Но даже это театральное многообразие не всегда могло удержать нас, детей, в театре. В хорошую погоду мы играли у его подъезда или где-нибудь поблизости и дурачились изо всех сил, что никак не вязалось с нашим внешним видом, особенно в воскресные и праздничные дни, когда я и мальчики моего круга появлялись одетые точь-в-точь как в той сказке, где я описал себя: со шляпой под мышкой и при шпаге, на рукоятке которой красовался большой шелковый бант. Однажды, после долгой возни, замешавшийся в нашу игру Дерон стал уверять меня, что я его обидел и обязан дать ему сатисфакцию. Я, правда, не мог взять в толк, что произошло, но вызов принял и уже хотел обнажить шпагу, когда он объявил, что такие дела принято улаживать в местах, не столь многолюдных. Посему мы удалились за амбары и стали в соответствующую позицию. Поединок протекал несколько театрально, клинки звенели, сыпались удары, но в пылу боя острие его шпаги запуталось в банте на рукоятке моей. Бант был пронзен, и противник меня заверил, что сатисфакция им получена сполна; он даже обнял меня, кстати сказать, весьма театрально, и мы отправились в ближайшую кофейню, чтобы за стаканом оршада передохнуть от только что испытанных волнений и еще прочнее скрепить наш дружеский союз.
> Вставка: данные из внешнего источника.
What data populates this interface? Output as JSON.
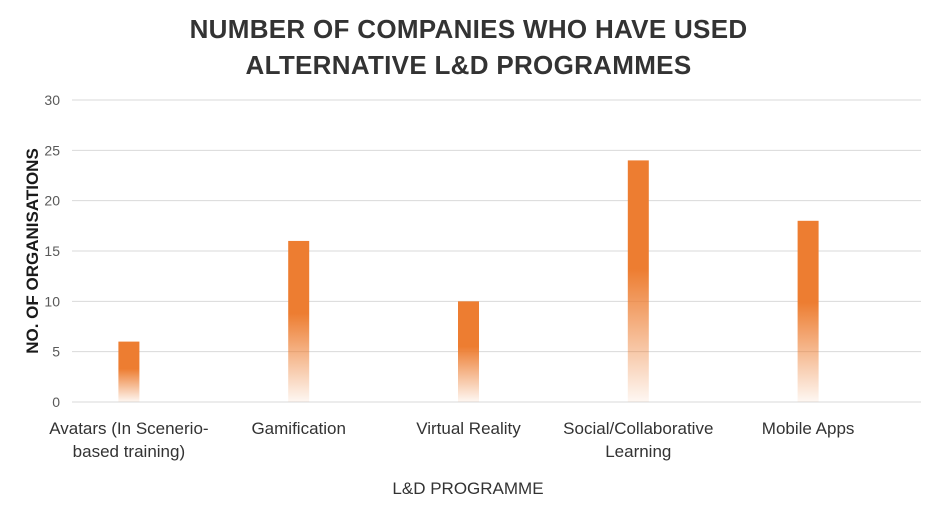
{
  "chart_data": {
    "type": "bar",
    "title_lines": [
      "NUMBER OF COMPANIES WHO HAVE USED",
      "ALTERNATIVE L&D PROGRAMMES"
    ],
    "xlabel": "L&D PROGRAMME",
    "ylabel": "NO. OF ORGANISATIONS",
    "categories": [
      [
        "Avatars (In Scenerio-",
        "based training)"
      ],
      [
        "Gamification"
      ],
      [
        "Virtual Reality"
      ],
      [
        "Social/Collaborative",
        "Learning"
      ],
      [
        "Mobile Apps"
      ]
    ],
    "values": [
      6,
      16,
      10,
      24,
      18
    ],
    "ylim": [
      0,
      30
    ],
    "yticks": [
      0,
      5,
      10,
      15,
      20,
      25,
      30
    ],
    "grid": true,
    "legend": "none",
    "bar_color": "#ED7D31",
    "gridline_color": "#D9D9D9",
    "text_color": "#333333"
  }
}
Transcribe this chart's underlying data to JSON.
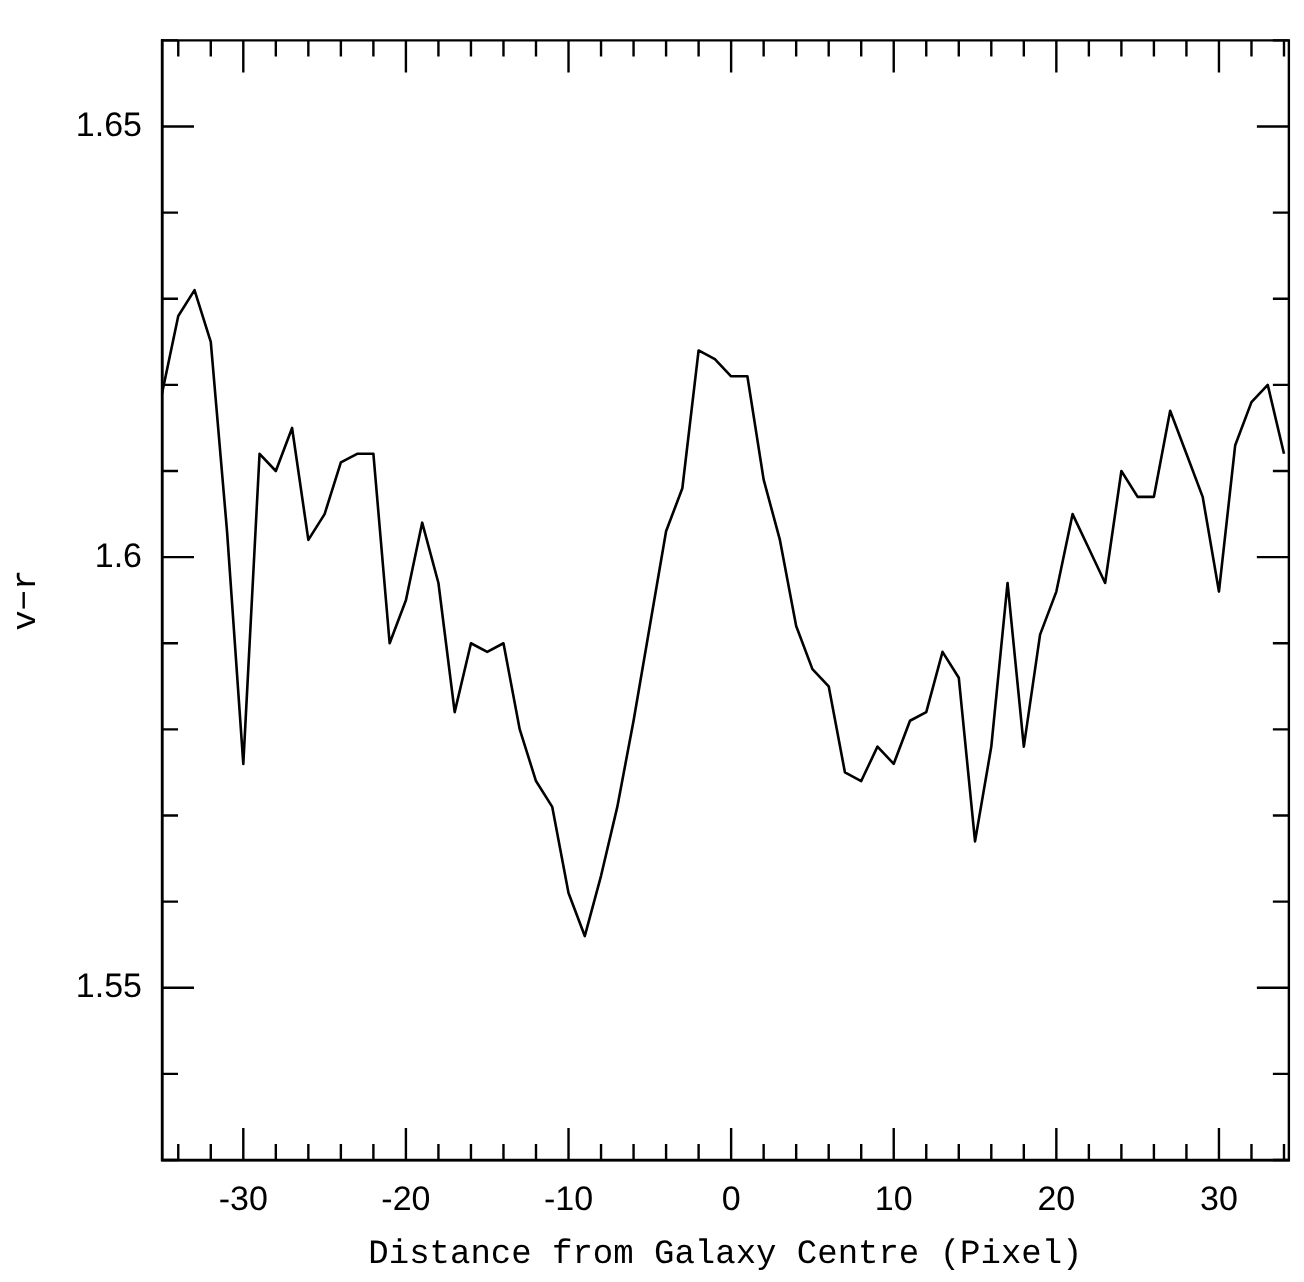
{
  "chart_data": {
    "type": "line",
    "xlabel": "Distance from Galaxy Centre (Pixel)",
    "ylabel": "v−r",
    "legend": false,
    "grid": false,
    "marker": "none",
    "line_style": "solid",
    "xlim": [
      -35,
      34.3
    ],
    "ylim": [
      1.53,
      1.66
    ],
    "xticks": [
      {
        "value": -34,
        "label": null
      },
      {
        "value": -32,
        "label": null
      },
      -30,
      {
        "value": -28,
        "label": null
      },
      {
        "value": -26,
        "label": null
      },
      {
        "value": -24,
        "label": null
      },
      {
        "value": -22,
        "label": null
      },
      -20,
      {
        "value": -18,
        "label": null
      },
      {
        "value": -16,
        "label": null
      },
      {
        "value": -14,
        "label": null
      },
      {
        "value": -12,
        "label": null
      },
      -10,
      {
        "value": -8,
        "label": null
      },
      {
        "value": -6,
        "label": null
      },
      {
        "value": -4,
        "label": null
      },
      {
        "value": -2,
        "label": null
      },
      0,
      {
        "value": 2,
        "label": null
      },
      {
        "value": 4,
        "label": null
      },
      {
        "value": 6,
        "label": null
      },
      {
        "value": 8,
        "label": null
      },
      10,
      {
        "value": 12,
        "label": null
      },
      {
        "value": 14,
        "label": null
      },
      {
        "value": 16,
        "label": null
      },
      {
        "value": 18,
        "label": null
      },
      20,
      {
        "value": 22,
        "label": null
      },
      {
        "value": 24,
        "label": null
      },
      {
        "value": 26,
        "label": null
      },
      {
        "value": 28,
        "label": null
      },
      30,
      {
        "value": 32,
        "label": null
      },
      {
        "value": 34,
        "label": null
      }
    ],
    "yticks": [
      {
        "value": 1.53,
        "label": null
      },
      {
        "value": 1.54,
        "label": null
      },
      1.55,
      {
        "value": 1.56,
        "label": null
      },
      {
        "value": 1.57,
        "label": null
      },
      {
        "value": 1.58,
        "label": null
      },
      {
        "value": 1.59,
        "label": null
      },
      {
        "value": 1.6,
        "label": "1.6"
      },
      {
        "value": 1.61,
        "label": null
      },
      {
        "value": 1.62,
        "label": null
      },
      {
        "value": 1.63,
        "label": null
      },
      {
        "value": 1.64,
        "label": null
      },
      1.65,
      {
        "value": 1.66,
        "label": null
      }
    ],
    "x": [
      -35,
      -34,
      -33,
      -32,
      -31,
      -30,
      -29,
      -28,
      -27,
      -26,
      -25,
      -24,
      -23,
      -22,
      -21,
      -20,
      -19,
      -18,
      -17,
      -16,
      -15,
      -14,
      -13,
      -12,
      -11,
      -10,
      -9,
      -8,
      -7,
      -6,
      -5,
      -4,
      -3,
      -2,
      -1,
      0,
      1,
      2,
      3,
      4,
      5,
      6,
      7,
      8,
      9,
      10,
      11,
      12,
      13,
      14,
      15,
      16,
      17,
      18,
      19,
      20,
      21,
      22,
      23,
      24,
      25,
      26,
      27,
      28,
      29,
      30,
      31,
      32,
      33,
      34
    ],
    "series": [
      {
        "color": "#000000",
        "values": [
          1.619,
          1.628,
          1.631,
          1.625,
          1.603,
          1.576,
          1.612,
          1.61,
          1.615,
          1.602,
          1.605,
          1.611,
          1.612,
          1.612,
          1.59,
          1.595,
          1.604,
          1.597,
          1.582,
          1.59,
          1.589,
          1.59,
          1.58,
          1.574,
          1.571,
          1.561,
          1.556,
          1.563,
          1.571,
          1.581,
          1.592,
          1.603,
          1.608,
          1.624,
          1.623,
          1.621,
          1.621,
          1.609,
          1.602,
          1.592,
          1.587,
          1.585,
          1.575,
          1.574,
          1.578,
          1.576,
          1.581,
          1.582,
          1.589,
          1.586,
          1.567,
          1.578,
          1.597,
          1.578,
          1.591,
          1.596,
          1.605,
          1.601,
          1.597,
          1.61,
          1.607,
          1.607,
          1.617,
          1.612,
          1.607,
          1.596,
          1.613,
          1.618,
          1.62,
          1.612
        ]
      }
    ]
  }
}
В этой связи мне хотелось бы рассказать еще об одном приключении, случившемся со мною в театре, правда, несколько позднее. Как-то раз я и один из моих приятелей, спокойно сидя в креслах, с удовольствием смотрели, как хорошенький мальчик, надо думать — наш ровесник, сын приезжего французского танцора, ловко и мило исполняет сольный танец. Как тогда полагалось танцору, он был одет в узкий камзольчик из красного шелка, переходивший в короткую, до колен, словно фартук у скороходов, юбочку на фижмах. Вместе со всей публикой мы аплодировали юному артисту, как вдруг мне на ум, сам не знаю почему, пришла глубокомысленная сентенция. Я сказал своему спутнику: как красиво одет этот мальчик и как уверенно он себя держит, а ночью, кто знает, может, спит в рваной рубашонке. Все уже поднялись с мест, но в толпе мы не могли пробраться вперед. Женщина, сидевшая в соседнем кресле и теперь снова очутившаяся рядом со мной, оказалась матерью юного актера; она слышала мое замечание и разобиделась. На беду, она довольно знала по-немецки, чтобы понять мои слова да еще меня выбранить. Кто я такой, взбеленилась она, чтобы сомневаться в добропорядочности и благосостоянии семейства этого молодого человека. Чем он, спрашивается, хуже меня! Напротив, его талант в будущем сулит ему счастье, о котором мне и мечтать не пристало. Выговаривала она мне в толпе зрителей, и близстоящие стали с удивлением на меня озираться: что-де я там такое набедокурил? Поскольку я не мог ни попросить у нее прощенья, ни отойти от нее, я смешался и, воспользовавшись паузой в ее словоизвержении, проговорил, ровно ничего при этом не думая: «К чему этот шум? Сколько ни ликуешь, а смерти не минуешь». Когда я это сказал, она точно обомлела. Потом пристально на меня взглянула и ушла при первой же возможности. Я больше о своих словах не думал и вспомнил о них лишь некоторое время спустя, узнав, что мальчик не только больше не выступает, но лежит тяжело больной. Остался ли он в живых, я не знаю.